On voit même, jusque dans les années 1871-1890 surtout, des ouvriers quitter l’usine sans rien demander dans l’immédiat. Parfois, le travail cesse et reprend sans que des revendications ne soient jamais formulées : à Pérenchies (Nord) en mars 1889, « les tisseurs ont cessé le travail durant deux jours et cela sans réclamer aucune augmentation de salaire ». L’effet de contagion peut intervenir. Des tisseurs de Lille, interrogés en mai 1890 sur leur attitude, alors qu’un mouvement se développe dans la profession, « donnent comme motif de leur cessation de travail qu’ils veulent faire comme les autres ». Les grèves de défense sont le plus souvent subites, sans préavis, réaction instantanée à la remise en cause inattendue des conditions de travail. Mais il arrive aussi que des grèves offensives utilise ce procédé comme lorsque, le 14 décembre 1929, trois cents serruriers parisiens « ont abandonné le travail tandis qu’une délégation se présentait à la direction pour demander une augmentation de salaire… » Il s’agit alors pour les grévistes d’un mode de pression raisonné qui crée un rapport de forces immédiat, montre leur détermination et laisse ainsi espérer des concessions rapides du patron.

Exemple de grève subite à Saint-Nazaire en 1955 : « Depuis plus d’un mois les soudeurs emploient une forme d’action efficace. Chaque semaine, ils observent une journée de grève-surprise. Cela veut dire que, inopinément, une affichette est apposée dans les ateliers un soir de la semaine, une demi-heure avant la débauche, demandant aux soudeurs de ne pas se présenter au boulot le lendemain. » De même, en octobre-novembre 1984, les chauffeurs de bus de Montpellier cessent subitement le travail à plusieurs reprises.
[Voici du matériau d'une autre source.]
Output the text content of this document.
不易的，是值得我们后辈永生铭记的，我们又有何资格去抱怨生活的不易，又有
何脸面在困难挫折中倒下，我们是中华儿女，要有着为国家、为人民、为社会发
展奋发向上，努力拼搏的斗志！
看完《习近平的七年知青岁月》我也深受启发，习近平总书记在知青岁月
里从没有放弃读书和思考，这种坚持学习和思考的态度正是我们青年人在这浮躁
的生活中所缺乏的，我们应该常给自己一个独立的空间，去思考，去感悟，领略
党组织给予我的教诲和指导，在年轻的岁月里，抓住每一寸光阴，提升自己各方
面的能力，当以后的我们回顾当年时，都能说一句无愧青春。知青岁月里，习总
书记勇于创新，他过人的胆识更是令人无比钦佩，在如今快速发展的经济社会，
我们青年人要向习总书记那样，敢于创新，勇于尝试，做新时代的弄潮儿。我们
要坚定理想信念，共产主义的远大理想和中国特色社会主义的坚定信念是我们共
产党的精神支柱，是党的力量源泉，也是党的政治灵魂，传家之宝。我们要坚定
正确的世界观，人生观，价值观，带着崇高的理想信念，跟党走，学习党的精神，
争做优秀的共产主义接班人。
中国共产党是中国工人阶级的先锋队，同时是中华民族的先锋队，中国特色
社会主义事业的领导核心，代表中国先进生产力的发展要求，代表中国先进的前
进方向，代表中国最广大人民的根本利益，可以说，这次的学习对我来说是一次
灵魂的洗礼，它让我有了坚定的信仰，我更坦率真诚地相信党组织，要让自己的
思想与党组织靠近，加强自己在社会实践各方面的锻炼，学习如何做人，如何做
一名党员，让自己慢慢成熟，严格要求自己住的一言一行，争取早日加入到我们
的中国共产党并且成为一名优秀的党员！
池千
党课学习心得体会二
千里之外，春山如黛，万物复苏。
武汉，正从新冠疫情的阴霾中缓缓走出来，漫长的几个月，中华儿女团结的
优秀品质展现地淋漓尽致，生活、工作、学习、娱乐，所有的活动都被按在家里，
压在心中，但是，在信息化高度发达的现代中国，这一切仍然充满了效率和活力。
Cette tactique découle d’une décision prise par le personnel en assemblée générale.

3.2) Grèves annoncées

Le plus souvent, c’est encore devant une simple mise en demeure que se trouve l’employeur : une délégation d’ouvriers se présente devant lui, formule des demandes (ou dépose un cahier de revendications), et s’il ne les accepte pas, la grève est déclenchée, et il n’y a pas beaucoup de délais laissés à l’employeur, des fois quelques heures ou le temps d’une soirée. C’est ainsi que les fondeurs en fer de la région rouennaise, en avril 1870, adressent un ultimatum à leur patron :

« Monsieur Elméring, les ouvriers de votre établissement ont l’honneur de vous demander l’abolition de vos règlements […]. Les ouvriers ne peuvent marcher plus longtemps dans ces conditions. Ainsi, Monsieur, veuillez bien vouloir demain, à 6 heures du matin, rendre votre réponse, car les ouvriers ne commenceront pas avant [de l’avoir reçue]. »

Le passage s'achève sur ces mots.